The encouragement of interdisciplinary scholarship rests on two important assumptions: (1) interdisciplinary teams are formed easily, and (2) interdisciplinary teams are more effective than non-interdisciplinary teams. These assumptions are notable because (a) the formation of interdisciplinary teams usually occurs by an informal process (e.g., informal peer conversations), and (b) there is a substantial amount of research that shows that diversity in teams can attenuate team effectiveness (e.g., diversity in expertise, tenure, etc.). Consequently, the extent to which the formation of interdisciplinary teams is both feasible and worthwhile constitutes a notable research endeavor.

First, this program of research aims to study the different factors that promote interdisciplinary team formation. In specific, this program of research aims to examine the myriad characteristics of the interdisciplinary network of faculty members that are affiliated with the Huck Institutes of the Life Sciences at Penn State University (i.e., a network of ~615 faculty members). To accomplish this, a survey will be deployed in the Spring of 2021 to map the interdisciplinary network of Huck-associated faculty members. Moreover, this survey will contain measures of factors that are expected to promote interdisciplinary collaborations. For example, in using these data, one could investigate whether those that were extraverted were more likely to engage in interdisciplinary communication.
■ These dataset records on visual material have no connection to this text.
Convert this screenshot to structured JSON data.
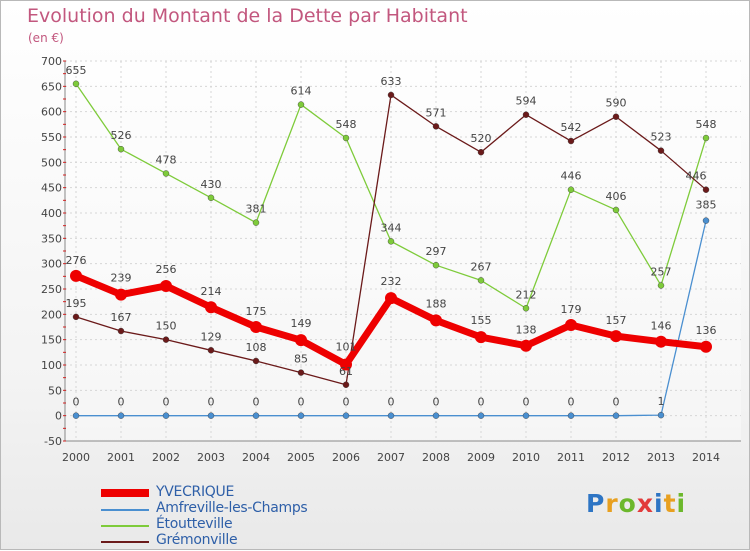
{
  "header": {
    "title": "Evolution du Montant de la Dette par Habitant",
    "unit": "(en €)"
  },
  "brand": {
    "text": "Proxiti",
    "colors": [
      "#2e75c4",
      "#e8a020",
      "#6cb82c",
      "#e23b3b",
      "#2e75c4",
      "#e8a020",
      "#6cb82c"
    ]
  },
  "chart_data": {
    "type": "line",
    "title": "Evolution du Montant de la Dette par Habitant",
    "ylabel": "(en €)",
    "xlabel": "",
    "x": [
      "2000",
      "2001",
      "2002",
      "2003",
      "2004",
      "2005",
      "2006",
      "2007",
      "2008",
      "2009",
      "2010",
      "2011",
      "2012",
      "2013",
      "2014"
    ],
    "yticks": [
      -50,
      0,
      50,
      100,
      150,
      200,
      250,
      300,
      350,
      400,
      450,
      500,
      550,
      600,
      650,
      700
    ],
    "ylim": [
      -50,
      700
    ],
    "grid": true,
    "legend_position": "bottom-left",
    "series": [
      {
        "name": "YVECRIQUE",
        "color": "#ee0000",
        "values": [
          276,
          239,
          256,
          214,
          175,
          149,
          101,
          232,
          188,
          155,
          138,
          179,
          157,
          146,
          136
        ],
        "labels": [
          "276",
          "239",
          "256",
          "214",
          "175",
          "149",
          "101",
          "232",
          "188",
          "155",
          "138",
          "179",
          "157",
          "146",
          "136"
        ]
      },
      {
        "name": "Amfreville-les-Champs",
        "color": "#4a8fd0",
        "values": [
          0,
          0,
          0,
          0,
          0,
          0,
          0,
          0,
          0,
          0,
          0,
          0,
          0,
          1,
          385
        ],
        "labels": [
          "0",
          "0",
          "0",
          "0",
          "0",
          "0",
          "0",
          "0",
          "0",
          "0",
          "0",
          "0",
          "0",
          "1",
          "385"
        ]
      },
      {
        "name": "Étoutteville",
        "color": "#7ecb3a",
        "values": [
          655,
          526,
          478,
          430,
          381,
          614,
          548,
          344,
          297,
          267,
          212,
          446,
          406,
          257,
          548
        ],
        "labels": [
          "655",
          "526",
          "478",
          "430",
          "381",
          "614",
          "548",
          "344",
          "297",
          "267",
          "212",
          "446",
          "406",
          "257",
          "548"
        ]
      },
      {
        "name": "Grémonville",
        "color": "#6b1a1a",
        "values": [
          195,
          167,
          150,
          129,
          108,
          85,
          61,
          633,
          571,
          520,
          594,
          542,
          590,
          523,
          446
        ],
        "labels": [
          "195",
          "167",
          "150",
          "129",
          "108",
          "85",
          "61",
          "633",
          "571",
          "520",
          "594",
          "542",
          "590",
          "523",
          "446"
        ]
      }
    ]
  }
}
Similarly, one could also investigate whether one’s extant collaboration network promoted the formation of other interdisciplinary relationships.

Second, this program of research also aims to investigate the different factors that promote interdisciplinary team effectiveness. That is, presuming numerous Huck interdisciplinary teams are in operation, a subsequent survey will be delivered to these teams to investigate the myriad team-level communication dynamics that either promote or impede overall interdisciplinary team effectiveness. For example, such a survey could investigate the extent to which collaborators experienced interpersonal conflict when communicating their ideas to one another, and it could also be used to examine the extent to which they managed said conflict when engaging in the act of decision-making.

In all, the knowledge gained from this initiative will be used to promote the creation of interdisciplinary teams at Penn State University. The knowledge gained from this initiative will also be used to detail the myriad factors that attenuate or promote effectiveness in interdisciplinary teams. Such information can be used by administrators to facilitate the creation of interdisciplinary project teams, and it could also be used by extant teams to ensure optimal functioning. Stated differently, the knowledge produced from this initiative could be used to both (a) harness the power of diversity, and (b) promote effective working relationships amongst coworkers at Penn State University.